KUALA LUMPUR, Malaysia — U.S. House Speaker Nancy Pelosi arrived in Singapore early on Monday, kicking off her Asian tour as questions swirled over a possible stopover in Taiwan that has fueled tensions with Beijing.

A person familiar with the matter confirmed that Pelosi and his delegation landed in the city-state before dawn. They spoke on condition of anonymity because they were not authorized to release details to the media.

Pelosi will visit Singapore President Halimah Yacob and Prime Minister Lee Hsien Loong and meet with a number of Cabinet ministers, a Singaporean foreign ministry spokesperson said.

She is also expected to attend a cocktail party with the American Chamber of Commerce in Singapore. The media does not have access to his visit, which was kept secret.

In a statement over the weekend, Pelosi said she would also travel to Malaysia, South Korea and Japan to discuss trade, the COVID-19 pandemic, climate change, security and of “democratic governance”.

She did not confirm reports that she may travel to Taiwan, claimed by Beijing as its own territory. Chinese President Xi Jinping warned against interfering in Beijing’s relations with the island during a phone call last week with his American counterpart, Joe Biden.

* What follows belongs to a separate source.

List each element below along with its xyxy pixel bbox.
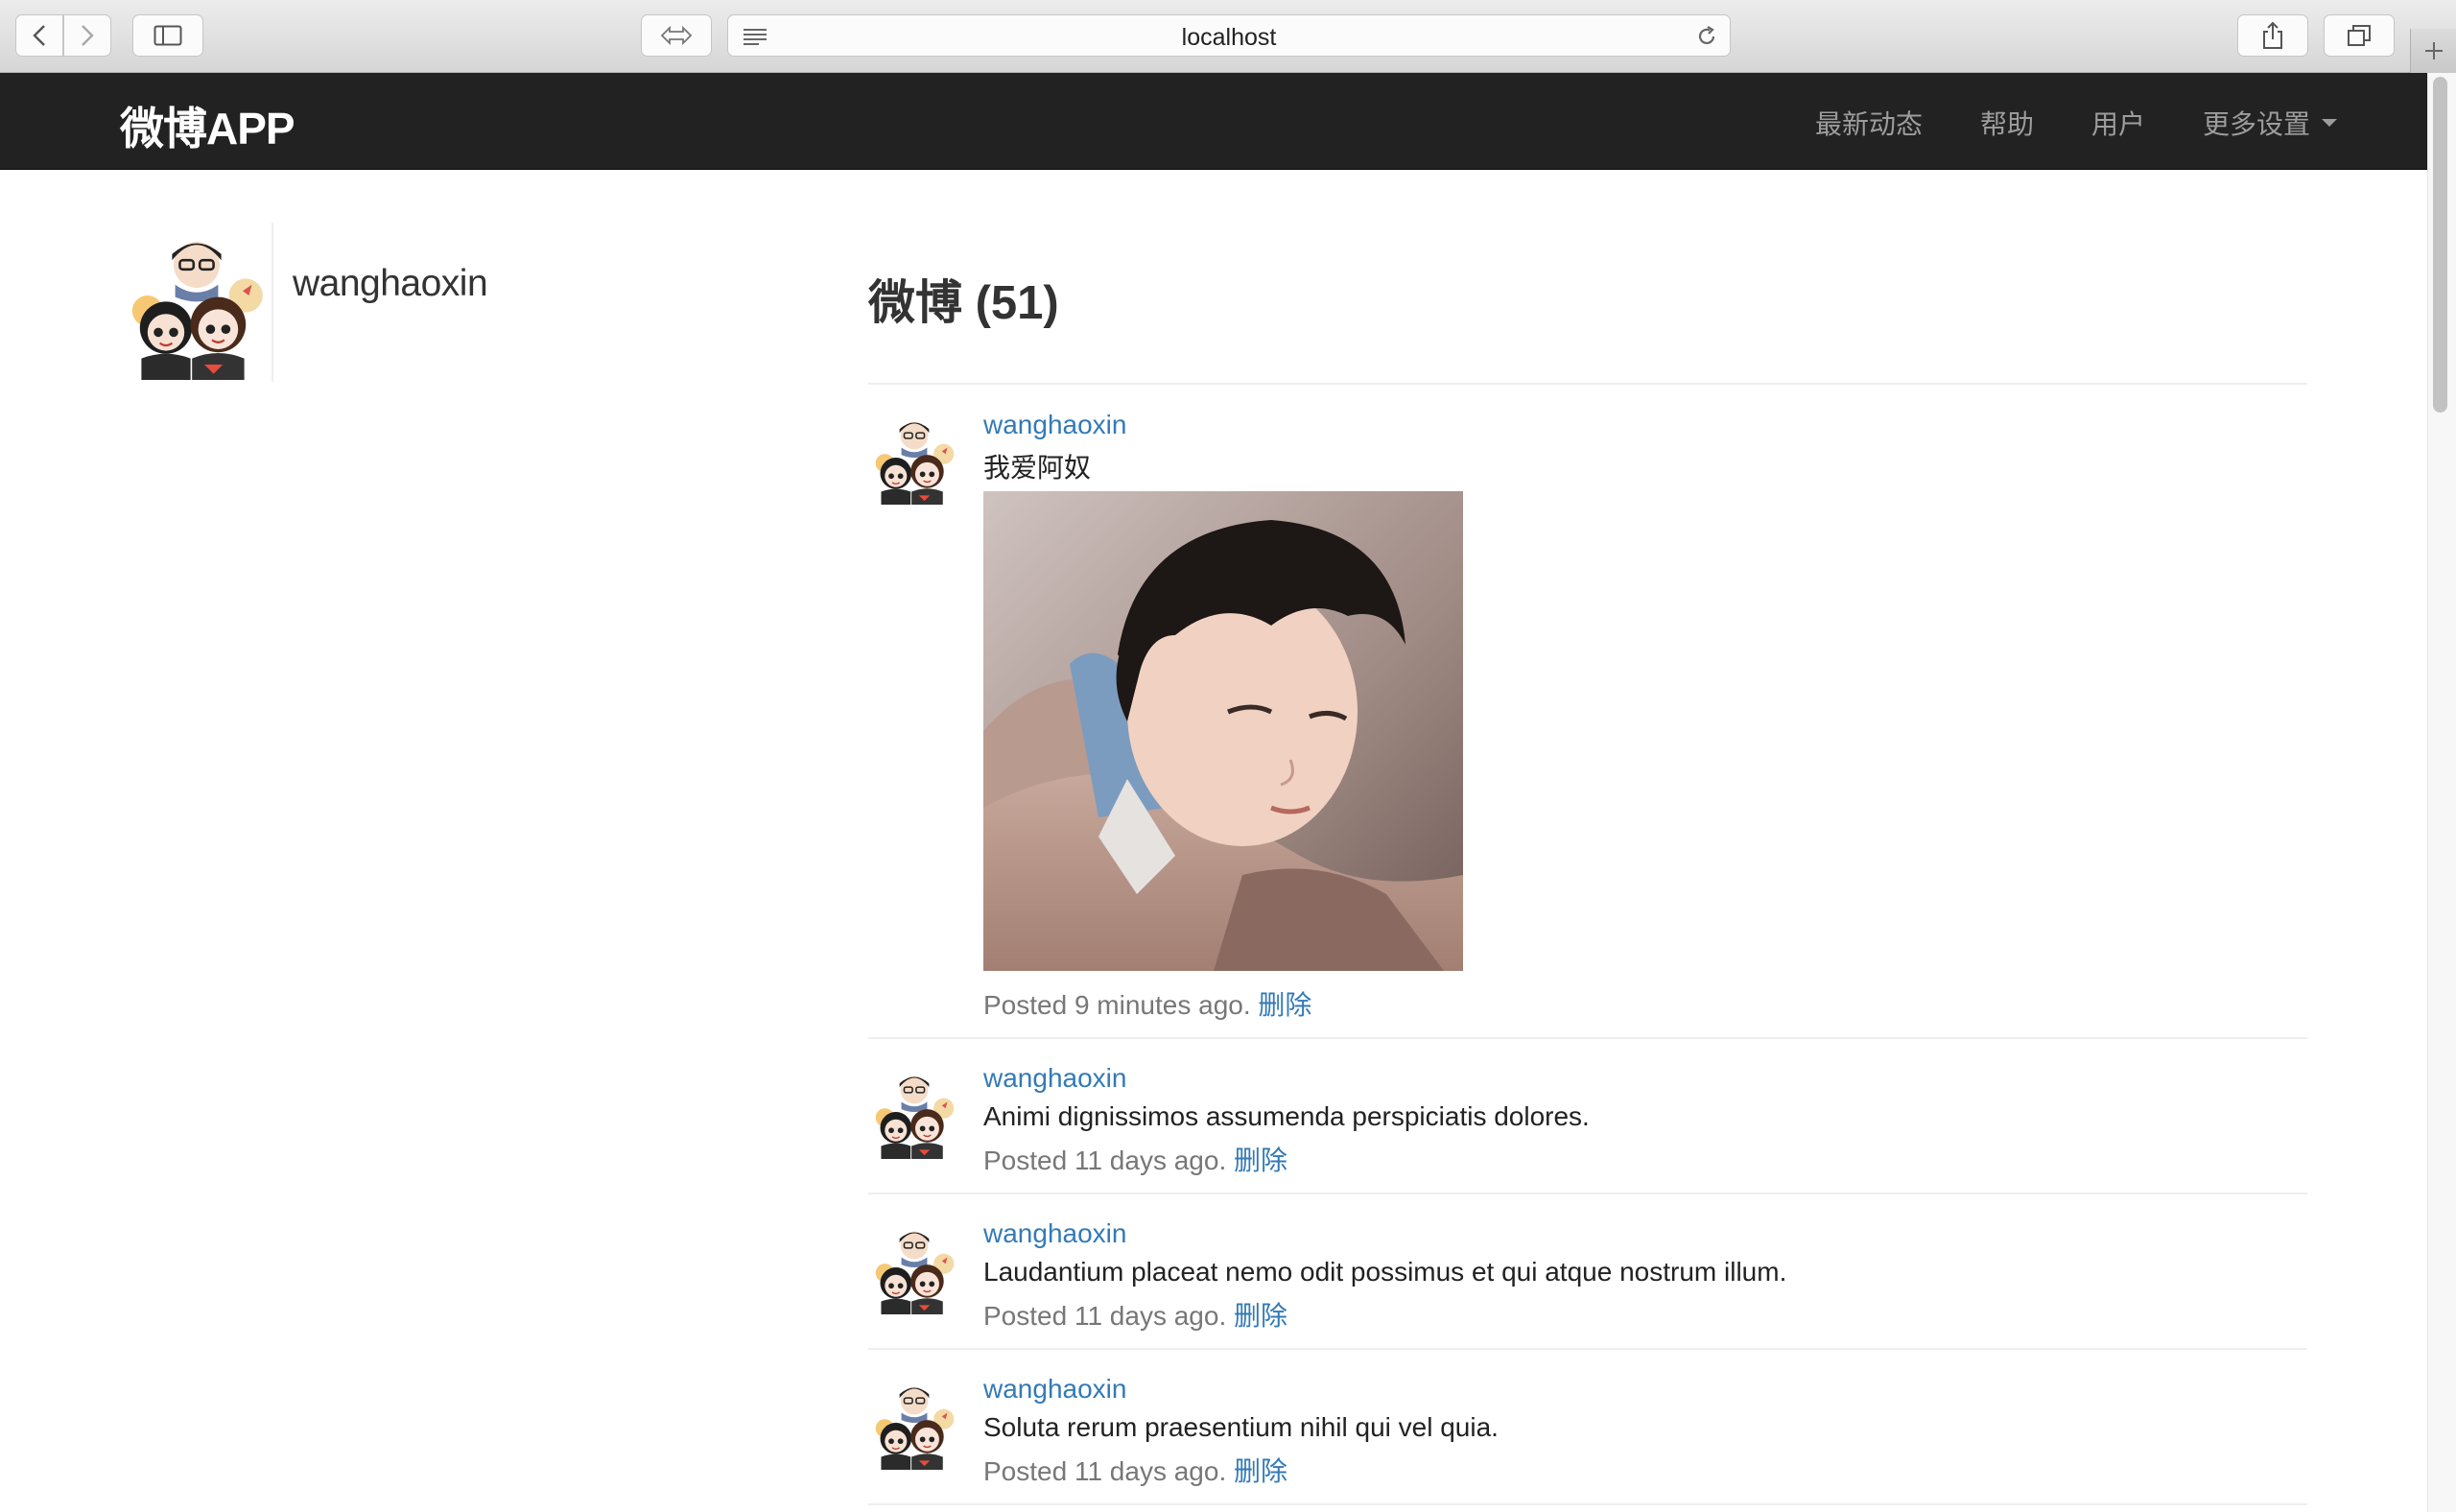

Beijing sees official US contact with Taiwan as encouragement to make its decades-old de facto independence permanent, a step US leaders say they do not support. Pelosi, head of one of the three branches of the US government, would be the highest elected US official to visit Taiwan since President Newt Gingrich in 1997.

The Biden administration tried to assure Beijing that there was no reason to “sell hands” and that if such a visit took place, it would signal no change in US policy.

Taiwan and China separated in 1949 after the communists won a civil war on the mainland. Both sides say they are one country but disagree on which government is entitled to national leadership. They have no official relations but are linked by billions of dollars in trade and investment.

The United States transferred diplomatic recognition from Taipei to Beijing in 1979, but maintains informal relations with the island. Washington is obligated by federal law to ensure that Taiwan has the means to defend itself.

Washington’s “one China policy” indicates that it takes no position on the status of the two sides but wants their dispute to be resolved peacefully. Beijing promotes an alternative “one China principle” that says they are one country and the Communist Party is its leader.

A visit to Taiwan would be a career cornerstone for Pelosi, who is increasingly using his position in Congress as an American envoy on the world stage. She has long challenged China on human rights and wanted to visit Taiwan earlier this year.

Pelosi’s delegation includes U.S. Representatives Gregory Meeks, chairman of the House Foreign Affairs Committee; Mark Takano, Chairman of the House Veterans Affairs Committee; Suzan DelBene, vice chair of the House Ways and Means Committee; Raja Krishnamoorthi, member of the House Standing Select Committee on Intelligence and Chairman of the Economic and Consumer Policy Subcommittee of the House Oversight and Reform Committee; and Andy Kim, a member of the House Armed Services and Foreign Affairs Committees.